John Shakespeare was a wealthy and powerful man at the time that William was born: he was an alderman on Stratford’s town government, a bailiff – then an important role – and the town’s magistrate, before becoming Mayor of Stratford in 1566, when his eldest son was just four years of age. John made his money as a glove maker, but he had plenty of fingers in other pies. He earned far more money than could be expected of a humble glover, largely earned through property dealings, farming, selling wood and grains and, most controversially, money-lending. Usury was a serious business at the time and twice John found himself in court on charges of charging more than the accepted level of interest on loans.
Nevertheless, when William was a child, his father was one of the richest men in the region. He had bought the two adjoining houses to the one in which William was born and knocked them through, making a large home for the family, and he held various important municipal offices. His wife, Shakespeare’s mother Mary Arden, was from the local gentry and together, they were something of a power couple. William went to the best school in town and wanted for nothing.
By the time of his adolescence, however, it had all started to unravel. By 1580 – when William was 14 – his father was largely absent from the town council and was eventually stripped of his position as an alderman, while John had also stopped attending church in order to escape his creditors. The elder Shakespeare essentially withdrew from the life of the town, taking no further interest in town affairs and only avoiding persecution because old friends on the council stuck by him. When William’s sister died at the age of 7 in 1578, John paid for a funeral – ostensibly to keep up appearances – but in other financial obligations, he failed.
John Shakespeare’s financial problems are well documented to historians: if there is one thing guaranteed to survive throughout the ages, it is financial records and gravestones, for there is nothing as permanent as death and taxes. How exactly he came to be in such straits, however, is a mystery. Nobody really knows how this once prominent businessman and pillar of the community came to so spectacularly fall from grace, especially when his son was out in the world making such a large name for himself.
Some historians suspect that John, having long supplemented his income via loaning money at high rates of interest, was defaulted upon by those whom he had lent to and thus fell to borrowing himself, creating a downward spiral from which he never emerged. Others have suggested that his position as a suspected recusant Catholic had made his positions in the civic life of Stratford untenable and that many of his previous business partners severed ties with him when he was tainted by the stain of popery.

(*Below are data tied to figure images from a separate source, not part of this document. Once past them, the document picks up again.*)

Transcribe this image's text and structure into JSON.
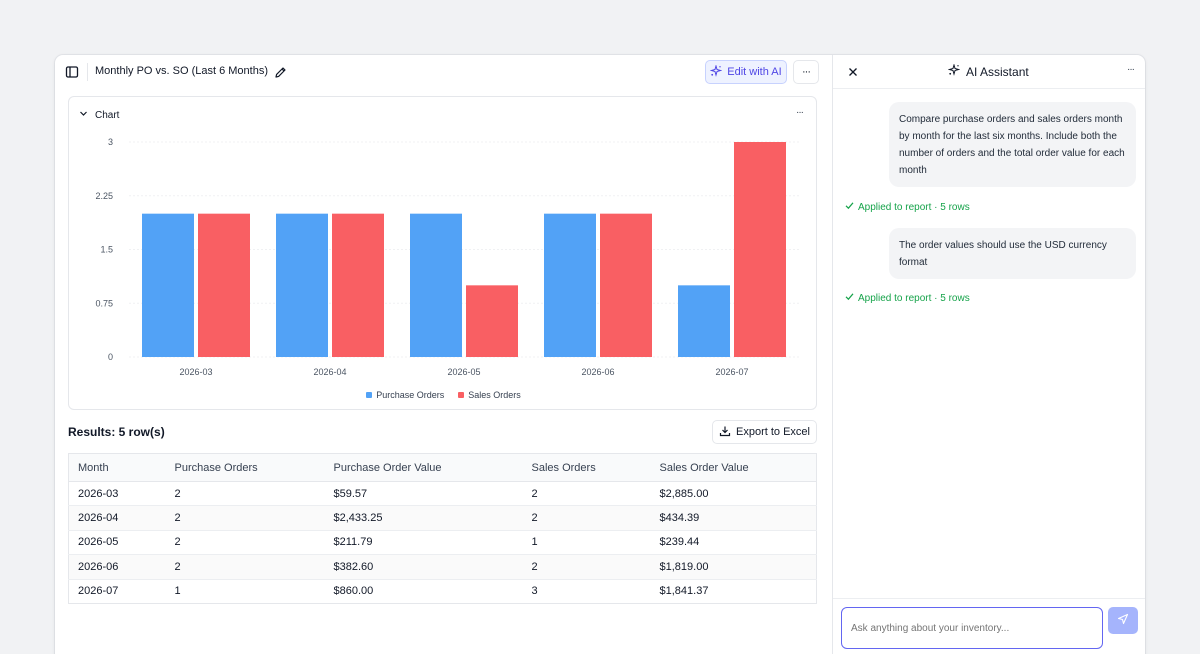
{
  "header": {
    "title": "Monthly PO vs. SO (Last 6 Months)",
    "edit_ai_label": "Edit with AI",
    "more_label": "···"
  },
  "chart_section": {
    "toggle_label": "Chart",
    "more_label": "···"
  },
  "chart_data": {
    "type": "bar",
    "categories": [
      "2026-03",
      "2026-04",
      "2026-05",
      "2026-06",
      "2026-07"
    ],
    "series": [
      {
        "name": "Purchase Orders",
        "values": [
          2,
          2,
          2,
          2,
          1
        ],
        "color": "#52a2f6"
      },
      {
        "name": "Sales Orders",
        "values": [
          2,
          2,
          1,
          2,
          3
        ],
        "color": "#f95f63"
      }
    ],
    "yticks": [
      "0",
      "0.75",
      "1.5",
      "2.25",
      "3"
    ],
    "ylim": [
      0,
      3
    ],
    "grid": true,
    "legend_position": "bottom"
  },
  "results": {
    "title": "Results: 5 row(s)",
    "export_label": "Export to Excel",
    "columns": [
      "Month",
      "Purchase Orders",
      "Purchase Order Value",
      "Sales Orders",
      "Sales Order Value"
    ],
    "rows": [
      [
        "2026-03",
        "2",
        "$59.57",
        "2",
        "$2,885.00"
      ],
      [
        "2026-04",
        "2",
        "$2,433.25",
        "2",
        "$434.39"
      ],
      [
        "2026-05",
        "2",
        "$211.79",
        "1",
        "$239.44"
      ],
      [
        "2026-06",
        "2",
        "$382.60",
        "2",
        "$1,819.00"
      ],
      [
        "2026-07",
        "1",
        "$860.00",
        "3",
        "$1,841.37"
      ]
    ]
  },
  "ai_panel": {
    "title": "AI Assistant",
    "more_label": "···",
    "messages": [
      {
        "text": "Compare purchase orders and sales orders month by month for the last six months. Include both the number of orders and the total order value for each month",
        "status": "Applied to report · 5 rows"
      },
      {
        "text": "The order values should use the USD currency format",
        "status": "Applied to report · 5 rows"
      }
    ],
    "input_placeholder": "Ask anything about your inventory..."
  }
}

There is a somewhat happy ending to the story. At the height of his powers, when William was just a child of five years old, John had applied to the College of Arms to be given an official Coat of Arms for the Shakespeare family. Soon after, however, he was unable to maintain the application and it lay dormant for over 25 years, while John endured his hard times back in Stratford. In 1596, when William had made his fortune in London and was at the peak of his powers, he managed to re-apply for the Coat of Arms of the Shakespeare family, and they were granted, allowing John to finally have the heraldry that he always wanted, just a few years before he finally passed away in September of 1601.